Jay Mayfield, a senior public affairs specialist at the FTC, declined WIRED’s request to confirm whether the group is looking into OpenAi-etc, saying that investigations are nonpublic. Mayfield did not answer additional questions about what steps the FTC is taking to prevent similar scams or provide better assistance for international victims.
“Regrettably, I found no available source online to know more about this organization except for those registrations,” wrote the complainant. “They are collecting huge amounts of investment from third world countries in Asia.”
One of the FTC complaints alleges that over 6,000 people in Bangladesh were potentially impacted by the OpenAi-etc job scam. The ages listed in the FTC complaints range from teenagers to people in their fifties, with locations spread across multiple Bangladesh cities, from Dhaka to Khulna.
“My next trading date was 29 August, 2024,” wrote another complainant. “I made the trade with my whole amount in the evening. But, suddenly, the OpenAI company vanished. I didn’t withdraw any money but lost both capital and profit. Now, I am in a great economic crisis, as I am a normal school teacher.”
Niko Felix, a spokesperson for OpenAI, declined to answer questions about whether the startup was previously aware of the “OpenAi-etc” scam, or if they planned to take action against the fraudsters. But he did share that OpenAI is investigating the matter.

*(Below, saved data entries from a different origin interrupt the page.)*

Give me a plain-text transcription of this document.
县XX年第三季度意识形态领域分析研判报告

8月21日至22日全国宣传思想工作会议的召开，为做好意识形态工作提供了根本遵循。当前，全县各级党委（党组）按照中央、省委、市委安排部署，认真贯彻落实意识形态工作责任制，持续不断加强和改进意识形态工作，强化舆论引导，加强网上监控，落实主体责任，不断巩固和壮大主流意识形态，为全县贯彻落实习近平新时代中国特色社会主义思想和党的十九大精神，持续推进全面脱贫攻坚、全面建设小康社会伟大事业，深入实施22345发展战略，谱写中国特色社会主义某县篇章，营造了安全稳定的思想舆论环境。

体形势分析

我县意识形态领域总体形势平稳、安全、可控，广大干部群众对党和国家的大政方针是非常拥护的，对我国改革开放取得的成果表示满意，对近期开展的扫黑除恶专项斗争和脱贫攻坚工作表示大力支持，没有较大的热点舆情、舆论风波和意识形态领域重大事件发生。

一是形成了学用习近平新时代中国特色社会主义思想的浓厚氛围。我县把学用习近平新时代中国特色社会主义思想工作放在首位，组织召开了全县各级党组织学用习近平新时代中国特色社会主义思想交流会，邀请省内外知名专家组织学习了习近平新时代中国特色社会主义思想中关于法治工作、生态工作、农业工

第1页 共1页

The alleged scam website is no longer available online, and WIRED was not able to contact the people behind "OpenAi-etc" prior to publication.

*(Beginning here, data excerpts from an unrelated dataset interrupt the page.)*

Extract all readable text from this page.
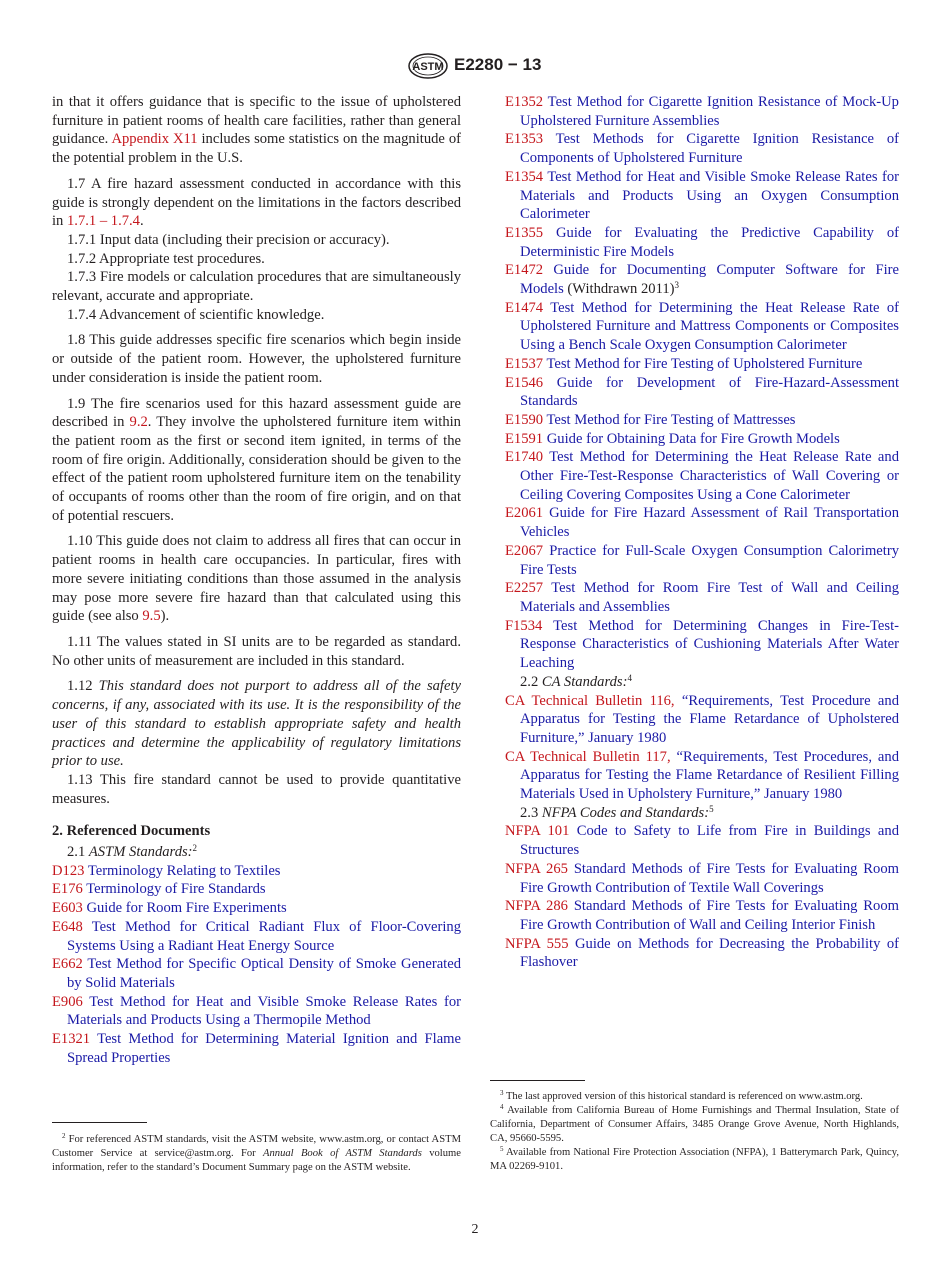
ASTM E2280 − 13

in that it offers guidance that is specific to the issue of upholstered furniture in patient rooms of health care facilities, rather than general guidance. Appendix X11 includes some statistics on the magnitude of the potential problem in the U.S.

1.7 A fire hazard assessment conducted in accordance with this guide is strongly dependent on the limitations in the factors described in 1.7.1 – 1.7.4.

1.7.1 Input data (including their precision or accuracy).

1.7.2 Appropriate test procedures.

1.7.3 Fire models or calculation procedures that are simultaneously relevant, accurate and appropriate.

1.7.4 Advancement of scientific knowledge.

1.8 This guide addresses specific fire scenarios which begin inside or outside of the patient room. However, the upholstered furniture under consideration is inside the patient room.

1.9 The fire scenarios used for this hazard assessment guide are described in 9.2. They involve the upholstered furniture item within the patient room as the first or second item ignited, in terms of the room of fire origin. Additionally, consideration should be given to the effect of the patient room upholstered furniture item on the tenability of occupants of rooms other than the room of fire origin, and on that of potential rescuers.

1.10 This guide does not claim to address all fires that can occur in patient rooms in health care occupancies. In particular, fires with more severe initiating conditions than those assumed in the analysis may pose more severe fire hazard than that calculated using this guide (see also 9.5).

1.11 The values stated in SI units are to be regarded as standard. No other units of measurement are included in this standard.

1.12 This standard does not purport to address all of the safety concerns, if any, associated with its use. It is the responsibility of the user of this standard to establish appropriate safety and health practices and determine the applicability of regulatory limitations prior to use.

1.13 This fire standard cannot be used to provide quantitative measures.

2. Referenced Documents

2.1 ASTM Standards:$^2$

D123 Terminology Relating to Textiles

E176 Terminology of Fire Standards

E603 Guide for Room Fire Experiments

E648 Test Method for Critical Radiant Flux of Floor-Covering Systems Using a Radiant Heat Energy Source

E662 Test Method for Specific Optical Density of Smoke Generated by Solid Materials

E906 Test Method for Heat and Visible Smoke Release Rates for Materials and Products Using a Thermopile Method

E1321 Test Method for Determining Material Ignition and Flame Spread Properties

E1352 Test Method for Cigarette Ignition Resistance of Mock-Up Upholstered Furniture Assemblies

E1353 Test Methods for Cigarette Ignition Resistance of Components of Upholstered Furniture

E1354 Test Method for Heat and Visible Smoke Release Rates for Materials and Products Using an Oxygen Consumption Calorimeter

E1355 Guide for Evaluating the Predictive Capability of Deterministic Fire Models

E1472 Guide for Documenting Computer Software for Fire Models (Withdrawn 2011)$^3$

E1474 Test Method for Determining the Heat Release Rate of Upholstered Furniture and Mattress Components or Composites Using a Bench Scale Oxygen Consumption Calorimeter

E1537 Test Method for Fire Testing of Upholstered Furniture

E1546 Guide for Development of Fire-Hazard-Assessment Standards

E1590 Test Method for Fire Testing of Mattresses

E1591 Guide for Obtaining Data for Fire Growth Models

E1740 Test Method for Determining the Heat Release Rate and Other Fire-Test-Response Characteristics of Wall Covering or Ceiling Covering Composites Using a Cone Calorimeter

E2061 Guide for Fire Hazard Assessment of Rail Transportation Vehicles

E2067 Practice for Full-Scale Oxygen Consumption Calorimetry Fire Tests

E2257 Test Method for Room Fire Test of Wall and Ceiling Materials and Assemblies

F1534 Test Method for Determining Changes in Fire-Test-Response Characteristics of Cushioning Materials After Water Leaching

2.2 CA Standards:$^4$

CA Technical Bulletin 116, “Requirements, Test Procedure and Apparatus for Testing the Flame Retardance of Upholstered Furniture,” January 1980

CA Technical Bulletin 117, “Requirements, Test Procedures, and Apparatus for Testing the Flame Retardance of Resilient Filling Materials Used in Upholstery Furniture,” January 1980

2.3 NFPA Codes and Standards:$^5$

NFPA 101 Code to Safety to Life from Fire in Buildings and Structures

NFPA 265 Standard Methods of Fire Tests for Evaluating Room Fire Growth Contribution of Textile Wall Coverings

NFPA 286 Standard Methods of Fire Tests for Evaluating Room Fire Growth Contribution of Wall and Ceiling Interior Finish

NFPA 555 Guide on Methods for Decreasing the Probability of Flashover

$^2$ For referenced ASTM standards, visit the ASTM website, www.astm.org, or contact ASTM Customer Service at service@astm.org. For Annual Book of ASTM Standards volume information, refer to the standard’s Document Summary page on the ASTM website.

$^3$ The last approved version of this historical standard is referenced on www.astm.org.

$^4$ Available from California Bureau of Home Furnishings and Thermal Insulation, State of California, Department of Consumer Affairs, 3485 Orange Grove Avenue, North Highlands, CA, 95660-5595.

$^5$ Available from National Fire Protection Association (NFPA), 1 Batterymarch Park, Quincy, MA 02269-9101.

2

A Telegram spokesperson using the name Remi Vaughn tells WIRED that the company monitors its platform for scams, such as those allegedly carried out by OpenAi-etc, which used the messaging app to communicate with people who believed they were working for the company.
"Telegram actively moderates harmful content on its platform, including scams," Vaughn says in a statement sent to WIRED through the messaging platform. "Moderators empowered with custom Al and machine learning tools proactively monitor public parts of the platform and accept reports from users and organizations in order to remove millions of pieces of harmful content each day."
The usual pattern of a crypto job scam is to trick people into depositing some kind of digital currency into a fake account the victim believes they have control over, until the perpetrator drains it one day without warning. While this specific rug pull used OpenAI’s branding to allegedly dupe its victims, a crypto job scam can happen with the name of any company that has enough widespread recognition for criminals to capitalize on.
“These social engineering scams are designed to lower our natural suspicion and to make us complicit in our own deception,” says Arun Vishwanath, a cybersecurity expert and author of The Weakest Link. “For job scams, they try to turn our ambitions and inherent trust in brands into a vulnerability.” Similar to so-called pig butchering investment scams, a key component often includes direct messages over a long period of time to cultivate a sense of trust with the targets.
Although comparable job scams happen all over the world, Vishwanath believes that Asian cultural norms of so-called high power distance, where there’s more acceptance of interpersonal hierarchies, are a contributing factor. "Authorities are expected to ask you things and make you do things," he says. "And you just comply." Scammers are taking advantage of this by imitating authority figures and leaning into the sense of urgency inherent to searching for a job.
Bangladeshi citizens on the difficult hunt for reliable work have increasingly been targeted by job scammers in recent years. Lies about international job opportunities have left throngs of would-be workers stranded in Malaysia, and at least three cases of kidney organ theft were reported by people lured to India with false promises of work.